Gaussian mixture models (GMM) have proven useful for segmenting other types of clinical data from fMRI or gene expression studies18,19. GMM classification assumes that the data comes from a mixture of Gaussian distributions. GMM fits the data to a set of Gaussians, allowing them to present different variances between clusters and dimensions. The GMM then assigns samples to a cluster with a certain probability, the posterior probability, which accounts for variance and the means within and between each cluster to estimate the likelihood that the given sample belongs to a cluster.
We first applied GMM-based segmentation to the NHANES dataset in order to test the validity of our clustering approach on a normative population. In order to converge on the optimal number of clusters, the cluster number was iteratively varied, and the Bayesian information criteria (BIC) value was plotted for each cluster number (Fig. 4A). The best fit of the GMM model was identified by an inflection point in the reduction of the BIC value as more clusters were added. This strategy suggested that six clusters optimally characterized the diversity of audiogram shapes from normative subjects in the NHANES database. The median and the inter-quartile range of the posterior probability values, a measure of the fit of audiogram to its cluster, showed that these phenotypes all had reasonable goodness of fit (Fig. 4B). We then applied the same technique to the MEE dataset. Compared to the NHANES dataset, the MEE dataset showed greater variability in terms of clusters, with the BIC value reaching a minima at 10 clusters (Fig. 4C). The median posterior probability values and inter-quartile ranges for these ten clusters are shown in Fig. 4D.

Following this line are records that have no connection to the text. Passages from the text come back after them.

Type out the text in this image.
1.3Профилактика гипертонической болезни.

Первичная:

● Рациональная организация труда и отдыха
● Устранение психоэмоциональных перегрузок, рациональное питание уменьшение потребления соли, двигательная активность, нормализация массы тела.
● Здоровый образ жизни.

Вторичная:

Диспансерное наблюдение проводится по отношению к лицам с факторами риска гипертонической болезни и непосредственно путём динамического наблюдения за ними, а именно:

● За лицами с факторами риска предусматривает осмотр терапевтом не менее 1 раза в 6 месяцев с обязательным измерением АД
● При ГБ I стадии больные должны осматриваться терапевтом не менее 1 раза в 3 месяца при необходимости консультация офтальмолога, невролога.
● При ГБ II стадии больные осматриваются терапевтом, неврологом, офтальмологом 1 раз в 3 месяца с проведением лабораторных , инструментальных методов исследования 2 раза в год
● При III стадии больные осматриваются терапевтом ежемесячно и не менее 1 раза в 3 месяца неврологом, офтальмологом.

The six clusters obtained by the GMM for the NHANES dataset are shown in the first row of Fig. 5A. A qualitative assessment of these shapes revealed a “normal” audiogram (N1), a notch type audiogram (N2) typical of noise damage13,14, along with three variants of sloping high frequency hearing loss with inflection points between 2000 and 8000 Hz (N3-N5) and a mixed type with additional losses in the low frequency regions (N6). The GMM from the MEE database identified six audiogram types that were qualitatively similar to the six clusters from the NHANES dataset (Fig. 5A, second row, M1-M6). In addition, there were four more clusters comprising of two additional types of mixed losses with varying degrees of lower frequency hearing loss, a flat loss across all frequencies, and a more extreme high frequency loss beginning at 1000 Hz (Fig. 5A, third row, M7-M10). These audiometric phenotypes reveal additional sources of heterogeneity in our clinical database that are not observed in a cross section of the typical population. Comparing the prevalence of these types between the two datasets, the NHANES dataset contained a much greater proportion of normal audiograms, compared to the MEE database of audiology patients (Fig. 5B). The MEE database however, contained a larger proportion of subjects with hearing loss in frequencies below 2000 Hz.

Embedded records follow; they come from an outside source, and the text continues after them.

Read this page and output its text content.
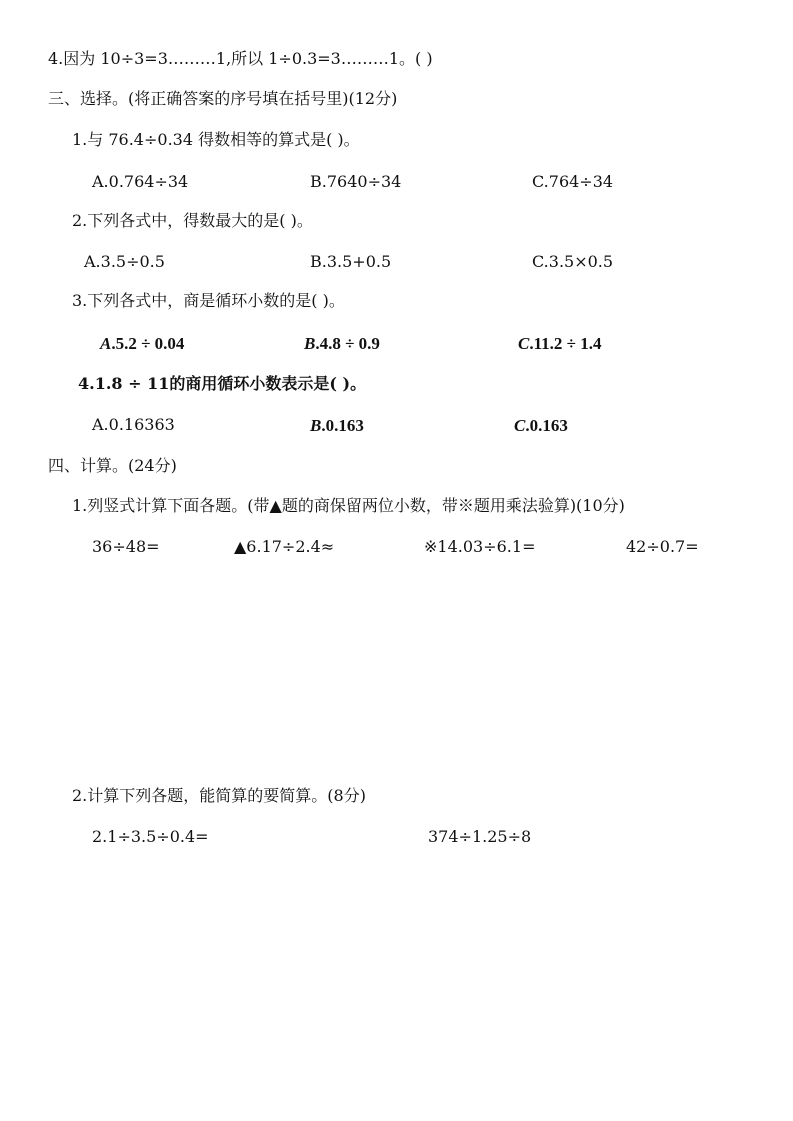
4.因为 10÷3=3………1,所以 1÷0.3=3………1。( )
三、选择。(将正确答案的序号填在括号里)(12分)
1.与 76.4÷0.34 得数相等的算式是( )。
A.0.764÷34	B.7640÷34	C.764÷34
2.下列各式中，得数最大的是( )。
A.3.5÷0.5	B.3.5+0.5	C.3.5×0.5
3.下列各式中，商是循环小数的是( )。
A.5.2 ÷ 0.04	B.4.8 ÷ 0.9	C.11.2 ÷ 1.4
4.1.8 ÷ 11的商用循环小数表示是( )。
A.0.16363	B.0.163	C.0.163
四、计算。(24分)
1.列竖式计算下面各题。(带▲题的商保留两位小数，带※题用乘法验算)(10分)
36÷48=	▲6.17÷2.4≈	※14.03÷6.1=	42÷0.7=
2.计算下列各题，能简算的要简算。(8分)
2.1÷3.5÷0.4=	374÷1.25÷8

Properties of audiometric phenotypes in the MEE audiology database
To relate audiogram cluster to patient age, data were visualized with normalized probability density plots (i.e., violin plots) that present the median value (Fig. 6A, gray square) as well as the variance. The normal (M1) and notched (M2) audiogram types, had the lowest median ages of 44 and 52 years, respectively. The median age of the other clusters increased primarily as a function of the degree of hearing loss, first in the high frequency region and subsequently in the low frequency region. The only exception was M9, where hearing loss was present across all frequencies, which had a median age of 62 years. The two clusters M6 and M10 with the oldest median ages of 74 and 75 years had threshold losses in both the low frequency regions and sloping loss of varying degrees in the high frequency region. Their distribution plots also suggest that the patients in these groups were primarily between 70–80 years old.

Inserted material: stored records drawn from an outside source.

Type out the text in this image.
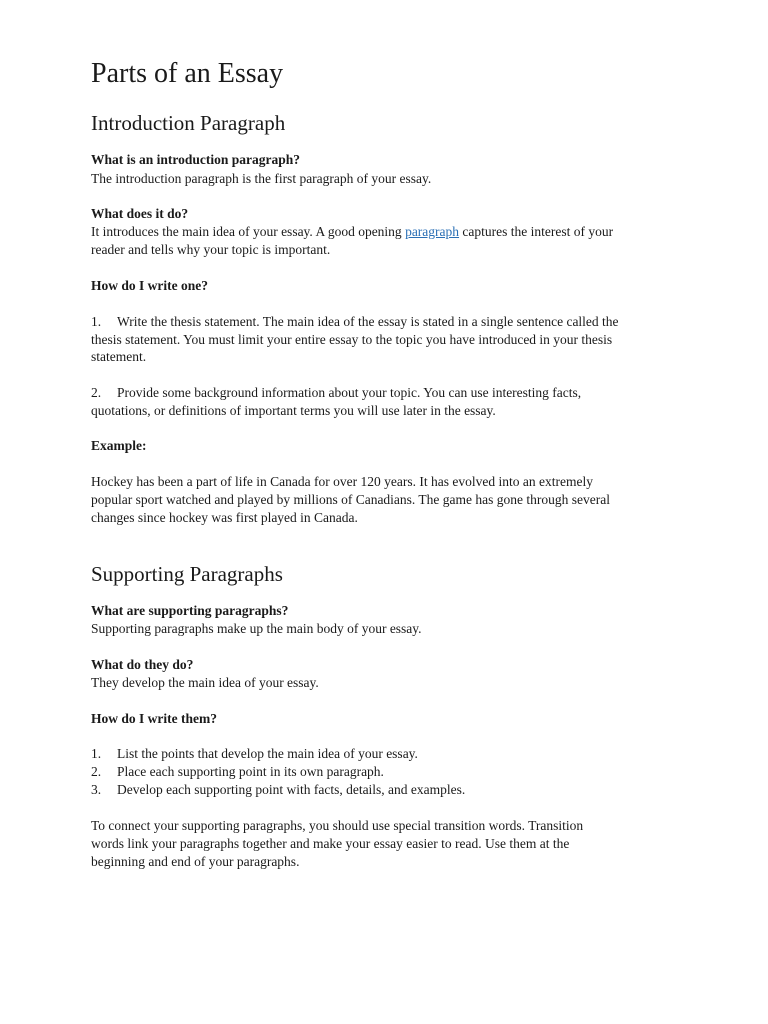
Parts of an Essay
Introduction Paragraph
What is an introduction paragraph?
The introduction paragraph is the first paragraph of your essay.
What does it do?
It introduces the main idea of your essay. A good opening paragraph captures the interest of your
reader and tells why your topic is important.
How do I write one?
1. Write the thesis statement. The main idea of the essay is stated in a single sentence called the
thesis statement. You must limit your entire essay to the topic you have introduced in your thesis
statement.
2. Provide some background information about your topic. You can use interesting facts,
quotations, or definitions of important terms you will use later in the essay.
Example:
Hockey has been a part of life in Canada for over 120 years. It has evolved into an extremely
popular sport watched and played by millions of Canadians. The game has gone through several
changes since hockey was first played in Canada.
Supporting Paragraphs
What are supporting paragraphs?
Supporting paragraphs make up the main body of your essay.
What do they do?
They develop the main idea of your essay.
How do I write them?
1. List the points that develop the main idea of your essay.
2. Place each supporting point in its own paragraph.
3. Develop each supporting point with facts, details, and examples.
To connect your supporting paragraphs, you should use special transition words. Transition
words link your paragraphs together and make your essay easier to read. Use them at the
beginning and end of your paragraphs.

Most audiogram shapes showed approximately balanced (±15%) representation between males and females (Fig. 6B), with the exception of three audiogram profiles classically associated with high levels of environmental noise exposure: the 4000 Hz notched audiogram (M2, 21% female) and two variations on the steeply sloping HFHL audiograms (M5 and M8, 18% and 30% female, respectively).
These clustering analyses were done using both left and right audiograms, where each audiogram was treated as an independent entity. In order to investigate the between-ear symmetry of these types of audiograms, we subsequently analyzed left and right audiograms separately, and plotted the conditional probability of the right ear occurring in one cluster-type of a patient, given the cluster-type of the left ear. Figure 7 is to be read vertically, with each column showing the conditional probability of the right ear cluster, given the left ear cluster. In most cases, the cluster assignments were between the left and right ears. Clusters with predominantly normal thresholds (M1, M3), flat threshold loss (M9) or mixed types (M6, M10) had the most symmetry. Cluster types with a notch-type audiogram (M2) or steeply sloping high frequency loss (M4, M5, M7, M8) had the least co-occurrence between ears, likely reflecting asymmetric noise damage. When cluster assignments differed, assignments were usually made to a cluster identifying a similarly shaped audiogram, such as between M6, M7 and M10.
Audiometric profiles have traditionally been phenotyped based on presumed underlying histopathology, either from animal studies or human temporal bones6,7,8,9,10,11,12,20,21,22. The general shapes that are prevalent fall broadly into categories of normal, sloping high frequency loss and a flat loss across all frequencies. However, a large number of audiogram types either do not fit into these clearly defined types, remain unclassified, or are presumed to be of mixed origin6,10. One way to counter the degree of uncertainty of classification is to look at exemplars of each type using human observers and build a classifier to place other audiograms into these types10. Alternatively, audiograms may best conform to a heterogeneous continuum rather than discretized clusters, which has raised the question of whether the notion of an audiogram “type” should itself be re-examined16. In this study, we addressed this question using over 130,000 audiograms of English speaking patients between 18 and 80 years of age, from the Massachusetts Eye and Ear audiology database over a 24-year period.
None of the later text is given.